PLEKHG5 mutation: a rare cause of Charcot-Marie-Tooth disease

Case presentation: Fifteen year-old male, brown skin, with non-consanguineous parents and a previous diagnosis of intellectual deficiency and attention deficit hyperactivity disorder. When the patient was ten years old the symptoms began with gait impairment, bilateral foot drop and calf pain. The symptoms progressed and 7 months before our clinical evaluation the patient also started presenting muscle contracture in both upper limbs with no sensitive complaints.
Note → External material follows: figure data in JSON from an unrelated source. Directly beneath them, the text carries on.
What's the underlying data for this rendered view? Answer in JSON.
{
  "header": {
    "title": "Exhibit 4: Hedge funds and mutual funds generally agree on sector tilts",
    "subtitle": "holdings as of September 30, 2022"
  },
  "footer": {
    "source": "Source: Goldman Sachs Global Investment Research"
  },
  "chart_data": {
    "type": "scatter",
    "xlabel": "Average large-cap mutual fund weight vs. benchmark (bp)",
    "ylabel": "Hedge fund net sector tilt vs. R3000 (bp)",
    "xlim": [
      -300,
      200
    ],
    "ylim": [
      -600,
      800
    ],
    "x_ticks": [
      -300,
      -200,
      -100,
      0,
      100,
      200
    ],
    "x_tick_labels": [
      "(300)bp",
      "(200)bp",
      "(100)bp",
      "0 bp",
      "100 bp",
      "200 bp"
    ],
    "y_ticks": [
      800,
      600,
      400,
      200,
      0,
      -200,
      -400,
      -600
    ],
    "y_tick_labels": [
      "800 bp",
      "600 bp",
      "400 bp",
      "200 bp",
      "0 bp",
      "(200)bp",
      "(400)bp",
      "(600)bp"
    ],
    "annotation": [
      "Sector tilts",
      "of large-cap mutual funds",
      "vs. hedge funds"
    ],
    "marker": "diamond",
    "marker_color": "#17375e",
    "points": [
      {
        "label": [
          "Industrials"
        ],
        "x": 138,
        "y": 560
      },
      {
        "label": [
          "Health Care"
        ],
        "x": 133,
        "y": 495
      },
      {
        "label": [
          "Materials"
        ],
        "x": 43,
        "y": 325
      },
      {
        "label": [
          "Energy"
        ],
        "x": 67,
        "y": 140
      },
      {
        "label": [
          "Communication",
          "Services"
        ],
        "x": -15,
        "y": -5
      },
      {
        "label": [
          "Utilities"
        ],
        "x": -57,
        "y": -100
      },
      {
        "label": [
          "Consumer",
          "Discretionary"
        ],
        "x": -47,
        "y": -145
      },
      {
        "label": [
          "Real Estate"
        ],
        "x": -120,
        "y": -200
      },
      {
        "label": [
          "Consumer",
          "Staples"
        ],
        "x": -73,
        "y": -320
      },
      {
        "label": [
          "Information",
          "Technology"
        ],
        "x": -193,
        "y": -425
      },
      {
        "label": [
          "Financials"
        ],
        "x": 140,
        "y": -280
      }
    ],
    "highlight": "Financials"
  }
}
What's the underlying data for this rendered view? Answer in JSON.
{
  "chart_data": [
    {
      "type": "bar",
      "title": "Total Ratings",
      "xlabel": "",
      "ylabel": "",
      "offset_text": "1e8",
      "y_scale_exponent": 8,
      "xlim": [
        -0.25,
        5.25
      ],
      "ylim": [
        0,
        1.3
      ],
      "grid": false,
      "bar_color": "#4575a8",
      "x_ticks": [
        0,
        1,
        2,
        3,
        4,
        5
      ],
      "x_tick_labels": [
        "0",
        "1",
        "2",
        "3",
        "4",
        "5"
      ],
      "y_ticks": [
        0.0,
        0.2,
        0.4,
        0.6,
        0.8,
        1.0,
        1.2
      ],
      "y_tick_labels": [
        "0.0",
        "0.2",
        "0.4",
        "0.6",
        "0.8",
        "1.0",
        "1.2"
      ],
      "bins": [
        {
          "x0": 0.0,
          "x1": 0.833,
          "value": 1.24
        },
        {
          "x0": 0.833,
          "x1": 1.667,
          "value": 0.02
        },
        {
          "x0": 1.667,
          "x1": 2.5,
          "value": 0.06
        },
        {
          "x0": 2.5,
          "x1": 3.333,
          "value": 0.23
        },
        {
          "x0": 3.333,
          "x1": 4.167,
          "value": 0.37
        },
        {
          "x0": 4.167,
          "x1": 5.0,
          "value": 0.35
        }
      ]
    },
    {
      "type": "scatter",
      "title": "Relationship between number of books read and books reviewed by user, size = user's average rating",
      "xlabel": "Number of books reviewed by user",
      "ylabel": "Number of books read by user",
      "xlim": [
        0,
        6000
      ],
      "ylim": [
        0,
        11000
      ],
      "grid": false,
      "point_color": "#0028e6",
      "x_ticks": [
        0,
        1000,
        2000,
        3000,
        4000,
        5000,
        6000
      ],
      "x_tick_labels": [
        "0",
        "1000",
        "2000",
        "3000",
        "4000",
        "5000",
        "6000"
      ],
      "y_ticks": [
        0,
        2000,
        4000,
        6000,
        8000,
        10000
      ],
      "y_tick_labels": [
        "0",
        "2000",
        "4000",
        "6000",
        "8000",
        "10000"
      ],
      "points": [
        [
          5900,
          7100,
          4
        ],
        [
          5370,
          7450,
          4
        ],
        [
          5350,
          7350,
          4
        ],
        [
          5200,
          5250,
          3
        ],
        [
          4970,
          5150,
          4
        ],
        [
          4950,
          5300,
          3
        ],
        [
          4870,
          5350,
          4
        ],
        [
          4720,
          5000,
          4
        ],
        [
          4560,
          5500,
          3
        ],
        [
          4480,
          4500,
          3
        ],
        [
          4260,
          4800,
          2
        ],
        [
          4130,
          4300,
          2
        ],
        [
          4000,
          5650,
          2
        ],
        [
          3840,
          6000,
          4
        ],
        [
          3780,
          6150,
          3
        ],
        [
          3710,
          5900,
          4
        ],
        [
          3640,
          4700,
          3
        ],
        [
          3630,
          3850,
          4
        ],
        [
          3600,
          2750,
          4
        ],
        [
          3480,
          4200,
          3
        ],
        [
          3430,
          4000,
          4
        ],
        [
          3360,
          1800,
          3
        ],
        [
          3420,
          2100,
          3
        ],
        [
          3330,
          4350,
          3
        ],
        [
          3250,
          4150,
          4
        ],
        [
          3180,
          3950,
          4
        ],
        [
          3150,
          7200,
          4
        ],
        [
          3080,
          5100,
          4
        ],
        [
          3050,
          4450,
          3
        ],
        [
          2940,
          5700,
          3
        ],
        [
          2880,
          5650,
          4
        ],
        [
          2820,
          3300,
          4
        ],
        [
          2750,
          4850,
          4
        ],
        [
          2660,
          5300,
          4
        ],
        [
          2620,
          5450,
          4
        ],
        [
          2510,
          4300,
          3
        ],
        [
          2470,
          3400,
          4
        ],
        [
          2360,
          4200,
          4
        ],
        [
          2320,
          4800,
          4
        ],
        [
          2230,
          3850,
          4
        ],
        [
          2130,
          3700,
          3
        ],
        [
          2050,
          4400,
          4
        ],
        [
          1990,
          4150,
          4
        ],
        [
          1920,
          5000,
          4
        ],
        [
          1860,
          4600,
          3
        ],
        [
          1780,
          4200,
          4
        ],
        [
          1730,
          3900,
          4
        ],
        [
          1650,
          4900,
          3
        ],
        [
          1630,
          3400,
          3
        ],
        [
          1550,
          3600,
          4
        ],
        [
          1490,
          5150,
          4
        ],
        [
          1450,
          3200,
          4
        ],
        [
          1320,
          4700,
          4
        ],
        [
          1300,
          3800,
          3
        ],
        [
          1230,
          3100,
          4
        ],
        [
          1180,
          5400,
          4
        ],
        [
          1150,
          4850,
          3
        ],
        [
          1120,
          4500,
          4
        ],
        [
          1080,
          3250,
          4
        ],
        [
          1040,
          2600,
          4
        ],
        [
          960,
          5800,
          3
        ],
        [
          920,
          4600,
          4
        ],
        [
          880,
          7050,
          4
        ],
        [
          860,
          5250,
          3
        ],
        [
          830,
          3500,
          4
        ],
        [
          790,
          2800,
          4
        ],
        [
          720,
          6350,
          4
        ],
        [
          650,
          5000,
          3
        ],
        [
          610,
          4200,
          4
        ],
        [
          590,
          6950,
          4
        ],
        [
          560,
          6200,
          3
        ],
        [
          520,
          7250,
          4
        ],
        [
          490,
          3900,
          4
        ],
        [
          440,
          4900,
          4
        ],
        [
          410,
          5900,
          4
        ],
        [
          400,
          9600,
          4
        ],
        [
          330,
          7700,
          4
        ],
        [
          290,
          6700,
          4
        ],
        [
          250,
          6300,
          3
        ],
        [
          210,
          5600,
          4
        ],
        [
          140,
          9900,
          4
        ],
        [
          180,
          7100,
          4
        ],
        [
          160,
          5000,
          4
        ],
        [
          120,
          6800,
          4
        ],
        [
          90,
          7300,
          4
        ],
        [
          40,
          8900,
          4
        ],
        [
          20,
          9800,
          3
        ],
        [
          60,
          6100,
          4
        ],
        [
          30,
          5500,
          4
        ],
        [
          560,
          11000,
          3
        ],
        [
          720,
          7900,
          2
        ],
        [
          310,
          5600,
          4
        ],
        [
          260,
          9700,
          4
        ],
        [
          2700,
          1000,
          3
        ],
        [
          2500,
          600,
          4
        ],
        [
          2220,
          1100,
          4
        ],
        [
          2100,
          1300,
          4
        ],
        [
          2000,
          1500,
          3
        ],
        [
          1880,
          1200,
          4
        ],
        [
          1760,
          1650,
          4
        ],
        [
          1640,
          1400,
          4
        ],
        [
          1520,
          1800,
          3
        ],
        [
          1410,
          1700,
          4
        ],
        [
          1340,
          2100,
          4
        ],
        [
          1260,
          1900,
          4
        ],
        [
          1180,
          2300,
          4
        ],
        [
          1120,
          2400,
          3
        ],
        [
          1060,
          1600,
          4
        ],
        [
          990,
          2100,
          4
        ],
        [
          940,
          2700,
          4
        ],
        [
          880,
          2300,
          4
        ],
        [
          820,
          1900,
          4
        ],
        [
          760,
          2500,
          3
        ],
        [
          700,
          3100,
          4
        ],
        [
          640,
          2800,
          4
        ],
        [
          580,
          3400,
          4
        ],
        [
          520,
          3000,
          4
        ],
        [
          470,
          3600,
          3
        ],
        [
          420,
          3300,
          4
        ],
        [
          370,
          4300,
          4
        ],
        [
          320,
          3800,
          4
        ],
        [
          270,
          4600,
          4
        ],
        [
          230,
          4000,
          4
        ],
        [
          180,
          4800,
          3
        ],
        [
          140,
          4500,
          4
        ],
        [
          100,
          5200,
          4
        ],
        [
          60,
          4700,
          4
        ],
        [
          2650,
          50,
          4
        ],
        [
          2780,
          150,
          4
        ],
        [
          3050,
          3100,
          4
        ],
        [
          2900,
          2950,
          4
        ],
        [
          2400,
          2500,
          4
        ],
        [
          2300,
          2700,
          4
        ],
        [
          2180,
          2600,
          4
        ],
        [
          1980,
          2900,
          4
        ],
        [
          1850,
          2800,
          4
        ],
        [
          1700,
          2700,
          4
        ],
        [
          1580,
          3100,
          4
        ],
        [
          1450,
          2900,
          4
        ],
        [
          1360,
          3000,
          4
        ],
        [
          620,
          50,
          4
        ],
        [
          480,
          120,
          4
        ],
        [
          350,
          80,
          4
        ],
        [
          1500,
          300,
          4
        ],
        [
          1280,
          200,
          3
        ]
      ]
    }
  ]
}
In the physical exam there was distal limb muscle weakness in the regions from ulnar, mediane and fibular nerve and bilateral claw hand. There was no muscle atrophy and the only area with sensitive impairment was apalesthesia on the left hallux. Bilateral slapping gait was also noticed. The findings included a brain MRI with a discreet prominence in the lateral ventricles and elevated serum creatine kinase (1400mg/dl). Needle electromyography showed a chronic sensory-motor polyneuropathy affecting all four limbs with a myelin-axonal pattern. The genetic painel presented a pathogenic mutation in heterozygous on the HINT1 and in homozygous on PLEKHG5, both associated with an intermediary type C form of Charcot- Marie-Tooth (CMT).